Professor, Associate Dean in the College of Liberal Arts & Sciences (CLAS) & Director of the  Bureau of Economic & Business Research (BEBR)

Dr. McCarty’s current research interests are in the area of social networks. He has worked on the adaptation of traditional network methods to large-scale telephone and field surveys and the estimation of hard-to-count populations, such as the homeless and those who are HIV positive. His most recent work is in the area of professional researcher networks, using publication co-authorship and grant co-awardee data as well as topic models to describe and analyze networks. He has developed a program called EgoNet for the collection and analysis of personal network data.
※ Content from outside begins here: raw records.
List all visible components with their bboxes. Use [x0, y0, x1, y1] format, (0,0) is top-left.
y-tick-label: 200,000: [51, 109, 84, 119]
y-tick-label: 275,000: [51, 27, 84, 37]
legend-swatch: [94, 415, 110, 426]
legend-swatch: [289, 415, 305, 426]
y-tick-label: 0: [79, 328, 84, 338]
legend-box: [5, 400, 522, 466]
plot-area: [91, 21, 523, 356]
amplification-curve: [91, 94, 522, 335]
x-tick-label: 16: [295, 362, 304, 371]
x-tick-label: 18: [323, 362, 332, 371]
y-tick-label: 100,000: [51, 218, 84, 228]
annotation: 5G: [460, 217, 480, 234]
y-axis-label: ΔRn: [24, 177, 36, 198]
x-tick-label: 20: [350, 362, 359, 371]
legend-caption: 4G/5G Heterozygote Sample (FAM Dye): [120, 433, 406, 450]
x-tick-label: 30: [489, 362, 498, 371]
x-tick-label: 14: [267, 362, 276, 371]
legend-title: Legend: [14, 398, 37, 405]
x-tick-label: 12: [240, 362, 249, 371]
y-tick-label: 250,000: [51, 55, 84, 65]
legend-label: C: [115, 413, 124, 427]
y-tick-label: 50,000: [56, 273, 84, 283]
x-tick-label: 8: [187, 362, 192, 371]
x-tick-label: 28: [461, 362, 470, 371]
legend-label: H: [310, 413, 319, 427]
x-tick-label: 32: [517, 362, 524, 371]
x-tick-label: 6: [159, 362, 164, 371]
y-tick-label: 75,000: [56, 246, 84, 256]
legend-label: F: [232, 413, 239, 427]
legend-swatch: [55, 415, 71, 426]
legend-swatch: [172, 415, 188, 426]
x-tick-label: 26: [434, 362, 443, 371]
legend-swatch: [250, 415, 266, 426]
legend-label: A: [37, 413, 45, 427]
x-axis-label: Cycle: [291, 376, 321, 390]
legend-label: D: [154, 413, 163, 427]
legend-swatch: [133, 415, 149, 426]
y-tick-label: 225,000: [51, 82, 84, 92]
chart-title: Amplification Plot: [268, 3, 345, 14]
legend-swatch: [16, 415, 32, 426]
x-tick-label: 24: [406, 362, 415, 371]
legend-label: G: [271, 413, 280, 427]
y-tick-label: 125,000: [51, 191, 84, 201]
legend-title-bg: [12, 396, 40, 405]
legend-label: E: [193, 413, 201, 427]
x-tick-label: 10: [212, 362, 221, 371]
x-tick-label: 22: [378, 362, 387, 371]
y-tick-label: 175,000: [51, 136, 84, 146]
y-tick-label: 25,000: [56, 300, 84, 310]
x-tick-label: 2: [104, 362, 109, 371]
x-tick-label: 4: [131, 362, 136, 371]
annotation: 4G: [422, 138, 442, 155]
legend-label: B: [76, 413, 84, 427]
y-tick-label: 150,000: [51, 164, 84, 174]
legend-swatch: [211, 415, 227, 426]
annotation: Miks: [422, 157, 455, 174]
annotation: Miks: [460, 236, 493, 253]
Dr. McCarty received an undergraduate degree in anthropology from West Virginia University in 1980 and a doctorate in anthropology from the University of Florida in 1992. He has conducted research in Mexico, and West Africa. He has consulted with USAID on projects in Cameroon, Ghana and Jamaica.

Connie Mulligan

Professor & Director of the Mulligan (Human Genetics) Lab @ UF Human Genetics Institute, CGRC

Dr. Mulligan’s research specializes in biological anthropology. Her research program uses molecular genetic data to investigate questions about human health and disease, taking an interdisciplinary perspective on evolution and health with a focus on the impact of childhood adversity and the basis of racial health disparities. With fellow Principal Investigators (PIs) Dr. Chris McCarty and Dr. Lance Gravlee, they explore the basis of racial disparities in hypertension and the role of discrimination and ethnicity, thus incorporating estimates of genetic ancestry and allele frequencies of candidate genes, novel measures of discrimination, and personal social networks. Their collaborative results consistently reveal significant interactions between genetic variants and sociocultural measures highlighting the merit of a biocultural approach and suggesting that more narrowly focused studies may be missing important associations.